«La sera prendo un bagno nel Tevere, in certi camerini comodi e sicuri; poi faccio una passeggiata a Trinità dei Monti e godo il fresco al chiaro di luna. I chiari di luna qui sono veramente come uno se li immagina, o come li sogna». Cosi scrive Goethe il primo d’agosto del 1787. Fin dal 1770 papa Clemente XIV aveva ordinato fossero erette accosto alla sponda del fiume alcune capanne coperte «ad uso di fare i bagni» (i «camerini comodi e sicuri» che ci dice il poeta), opportune tanto ad evitare esibizioni di bagnanti che potevano risultare offensive della pubblica morale, quanto a prevenire i possibili pericoli costituiti dalle correnti variabile e dai mulinelli del Tevere. Il papa aveva concesso la costruzione dei camerini ed aveva affidato la loro gestione alla famiglia Gasparoni che, quale canone, si impegnava consegnare ogni anno al sovrano «due libre di cera bianca lavorata».

È che quel tratto sulla riva sinistra del Tevere, da sempre frequentato assai per i quotidiani traffici di merci provenienti dall’alta Valle Tiberina, dopo la costruzione del porto di Ripetta era divenuto uno dei luoghi cittadini di svago e di passeggi, oltre che di commerci. E gli stranieri che soggiornavano a Roma, per lo più residenti nella zona di via del Corso e di piazza di Spagna, ne avevano fatto una meta usuale e gradita, come racconta Goethe.
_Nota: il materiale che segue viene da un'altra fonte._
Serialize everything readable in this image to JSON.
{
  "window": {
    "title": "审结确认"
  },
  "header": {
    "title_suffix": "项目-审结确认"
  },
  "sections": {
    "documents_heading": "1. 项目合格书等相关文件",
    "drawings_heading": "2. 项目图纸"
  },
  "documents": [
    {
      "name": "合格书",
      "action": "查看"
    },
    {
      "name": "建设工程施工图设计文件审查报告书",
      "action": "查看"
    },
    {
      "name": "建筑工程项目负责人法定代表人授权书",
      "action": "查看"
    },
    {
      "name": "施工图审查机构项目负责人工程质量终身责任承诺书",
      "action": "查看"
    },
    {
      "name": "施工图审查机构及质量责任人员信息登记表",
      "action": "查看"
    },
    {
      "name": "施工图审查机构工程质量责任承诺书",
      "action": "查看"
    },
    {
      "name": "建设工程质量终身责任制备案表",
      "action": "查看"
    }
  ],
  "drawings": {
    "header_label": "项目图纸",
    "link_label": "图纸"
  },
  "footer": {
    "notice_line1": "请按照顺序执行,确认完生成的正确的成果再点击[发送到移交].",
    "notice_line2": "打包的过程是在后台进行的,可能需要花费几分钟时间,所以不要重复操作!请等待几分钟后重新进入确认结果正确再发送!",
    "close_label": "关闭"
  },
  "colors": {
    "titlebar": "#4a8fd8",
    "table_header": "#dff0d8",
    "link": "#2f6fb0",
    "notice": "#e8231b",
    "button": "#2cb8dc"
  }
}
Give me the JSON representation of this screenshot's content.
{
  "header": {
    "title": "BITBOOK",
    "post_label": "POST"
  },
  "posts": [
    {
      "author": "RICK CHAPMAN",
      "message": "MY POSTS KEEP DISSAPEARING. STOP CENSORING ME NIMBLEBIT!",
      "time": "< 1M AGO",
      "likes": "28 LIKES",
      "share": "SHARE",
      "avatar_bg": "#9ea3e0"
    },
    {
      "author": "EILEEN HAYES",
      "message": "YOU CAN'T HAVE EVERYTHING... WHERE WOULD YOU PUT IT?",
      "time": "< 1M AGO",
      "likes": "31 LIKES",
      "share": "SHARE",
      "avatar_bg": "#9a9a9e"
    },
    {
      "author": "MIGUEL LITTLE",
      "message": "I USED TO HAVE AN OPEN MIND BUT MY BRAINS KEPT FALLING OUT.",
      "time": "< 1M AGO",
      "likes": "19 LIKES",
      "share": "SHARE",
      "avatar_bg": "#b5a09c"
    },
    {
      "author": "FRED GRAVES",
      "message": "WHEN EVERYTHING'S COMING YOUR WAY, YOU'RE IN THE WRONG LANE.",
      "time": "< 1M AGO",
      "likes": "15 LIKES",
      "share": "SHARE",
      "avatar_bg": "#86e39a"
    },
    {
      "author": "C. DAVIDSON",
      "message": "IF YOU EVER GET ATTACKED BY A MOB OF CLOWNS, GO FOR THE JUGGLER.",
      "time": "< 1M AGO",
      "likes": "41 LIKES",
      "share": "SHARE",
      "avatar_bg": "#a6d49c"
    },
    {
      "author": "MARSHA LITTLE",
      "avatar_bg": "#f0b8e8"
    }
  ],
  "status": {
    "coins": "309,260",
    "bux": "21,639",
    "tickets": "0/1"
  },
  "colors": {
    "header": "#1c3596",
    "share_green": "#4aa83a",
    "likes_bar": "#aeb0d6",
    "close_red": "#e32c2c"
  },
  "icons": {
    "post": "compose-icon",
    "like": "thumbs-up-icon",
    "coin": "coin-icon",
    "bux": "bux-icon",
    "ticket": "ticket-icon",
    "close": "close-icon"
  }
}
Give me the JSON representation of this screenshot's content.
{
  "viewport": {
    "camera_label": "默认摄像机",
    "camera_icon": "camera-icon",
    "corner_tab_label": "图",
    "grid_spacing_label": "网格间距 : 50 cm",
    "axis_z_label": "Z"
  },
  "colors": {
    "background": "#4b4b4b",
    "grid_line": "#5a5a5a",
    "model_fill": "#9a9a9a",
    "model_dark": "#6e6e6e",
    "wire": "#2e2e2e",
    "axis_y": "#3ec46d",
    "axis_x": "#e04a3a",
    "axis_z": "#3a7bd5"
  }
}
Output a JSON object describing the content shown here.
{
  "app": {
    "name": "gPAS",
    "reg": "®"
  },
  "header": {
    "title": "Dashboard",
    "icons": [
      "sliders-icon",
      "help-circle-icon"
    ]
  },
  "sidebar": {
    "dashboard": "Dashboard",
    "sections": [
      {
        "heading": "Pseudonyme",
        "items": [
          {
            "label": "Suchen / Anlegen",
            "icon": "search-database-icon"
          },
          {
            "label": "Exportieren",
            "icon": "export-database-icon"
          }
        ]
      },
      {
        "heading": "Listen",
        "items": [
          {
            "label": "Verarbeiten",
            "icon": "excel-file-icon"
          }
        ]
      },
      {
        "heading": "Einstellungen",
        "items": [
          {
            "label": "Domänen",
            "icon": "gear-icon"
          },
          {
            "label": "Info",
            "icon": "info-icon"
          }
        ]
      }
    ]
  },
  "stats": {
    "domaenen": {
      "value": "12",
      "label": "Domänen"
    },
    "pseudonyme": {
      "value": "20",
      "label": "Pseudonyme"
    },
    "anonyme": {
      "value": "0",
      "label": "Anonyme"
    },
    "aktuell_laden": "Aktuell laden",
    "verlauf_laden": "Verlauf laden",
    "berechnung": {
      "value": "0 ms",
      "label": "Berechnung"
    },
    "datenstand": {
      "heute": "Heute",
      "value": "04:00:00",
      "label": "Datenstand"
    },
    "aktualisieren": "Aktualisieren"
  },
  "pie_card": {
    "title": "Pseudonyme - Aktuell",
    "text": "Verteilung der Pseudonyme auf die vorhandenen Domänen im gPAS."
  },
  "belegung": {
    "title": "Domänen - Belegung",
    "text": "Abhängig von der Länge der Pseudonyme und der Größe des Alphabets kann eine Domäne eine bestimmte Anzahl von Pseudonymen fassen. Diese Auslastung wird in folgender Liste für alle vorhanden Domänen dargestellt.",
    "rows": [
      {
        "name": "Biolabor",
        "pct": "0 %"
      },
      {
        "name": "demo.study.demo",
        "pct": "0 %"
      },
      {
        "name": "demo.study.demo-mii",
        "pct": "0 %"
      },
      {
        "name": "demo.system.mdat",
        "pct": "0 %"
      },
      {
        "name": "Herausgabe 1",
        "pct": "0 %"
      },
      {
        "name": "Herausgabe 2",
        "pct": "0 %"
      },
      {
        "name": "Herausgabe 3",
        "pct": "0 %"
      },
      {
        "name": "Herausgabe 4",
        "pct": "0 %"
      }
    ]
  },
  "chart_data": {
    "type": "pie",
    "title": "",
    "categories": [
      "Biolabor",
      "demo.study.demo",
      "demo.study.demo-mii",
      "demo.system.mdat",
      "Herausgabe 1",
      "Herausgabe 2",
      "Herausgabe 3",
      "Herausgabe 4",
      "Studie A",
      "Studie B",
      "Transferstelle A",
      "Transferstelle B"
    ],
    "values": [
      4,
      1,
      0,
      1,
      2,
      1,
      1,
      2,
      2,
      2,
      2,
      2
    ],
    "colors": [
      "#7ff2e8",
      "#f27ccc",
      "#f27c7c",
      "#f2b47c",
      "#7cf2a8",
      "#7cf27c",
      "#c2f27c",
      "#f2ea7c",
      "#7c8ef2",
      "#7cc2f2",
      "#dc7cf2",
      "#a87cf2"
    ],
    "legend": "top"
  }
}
Ritengo si debba la più attraente e viva veduta del Porto di Ripetta a Gaspar Van Wittel (1655-1736). Essa fu eseguita, credo di non errare, nel secondo decennio del secolo. Egli rappresenta l’infilata degli edifici che si affacciano sul Tevere riprendendoli dalla sponda opposta, da un giardino verde di erba novella, là dove si trova un arco che guarda al porto di fronte. Qui pascolano due o tre cavalli e alcune pecore. Due popolane risalgono un sentiero, e più avanti alcuni borghesi in tricorno, da una balaustra, quasi un affaccio privilegiato, sono intenti ad osservare l’opera dei barcaioli, le operazioni di scarico e d’imbarco, l’aggirarsi attento dei doganieri per i controlli e la concitazione degli incaricati dei ritiri e delle consegne. Per lo più i barconi in attesa coprono con incerate i loro carichi.

E poi si muovono sospinte dal cadenzare dei remi barche più leggere, una di tre pescatori con la lenza. E un pescatore vedi riportare in secco la sua bilancia. Tra le acque, seguendo il filo della corrente, a gran bracciate nuotano distanziati due giovani.

Van Wittel ha scelto un’ora che il sole, pur ancora alto, illumina d’una luce dorata i palazzi e le chiese e promette un pomeriggio sereno sulla scalinata del porto in una stagione che sa di primavera. Le nubi prendono una tinta rosata mentre lente paion accompagnare il fiume nel suo scorrere al mare.

Per certo Van Wittel invita l’osservatore a partecipare della serenità operosa e dell’agio feriale che testimonia in questa sua veduta. Egli illustra il risultato dell’auspicio di vita cittadina sicura, vissuta con diligenza e in assidua operosità che animò la decisione di Clemente XI non appena salito, nel 1700, al soglio, a che si intervenisse tempestivamente a Ripetta col costruire un porto sicuro nel luogo di una riva d’attracco ch’era scoscesa e fangosa, onde non più «accadesse di anno in altro pericolar la persona, e la vita di qualcheduno di quei poveri uomini giornalieri che quivi, in luogo di marinari, danno opera allo scarico delle barche». Su progetto di Alessandro Specchi, i lavori ebbero inizio il 18 ottobre del 1703 e nell’agosto del 1704 il nuovo porto fu inaugurato con grandi festeggiamenti.

«Barbaramente distrutto in occasione dell’innalzamento dei muraglioni che racchiudono il greto del Tevere», della memorabile opera dello Specchi, in Roma barocca, Paolo Portoghesi rileva l’«importanza capitale come primo sintomo clamoroso di quel risveglio di ambizioni creative che caratterizzerà il secondo e terzo decennio del secolo».

Il gioco di concavo e convesso che Specchi imprime alla scalinata di Ripetta, sarà il modulo applicato di lì a poco a Trinità dei Monti, dove il rispetto del «dato naturale immediato» dice Portoghesi si riassume «in un discorso puramente strutturale e geometrico».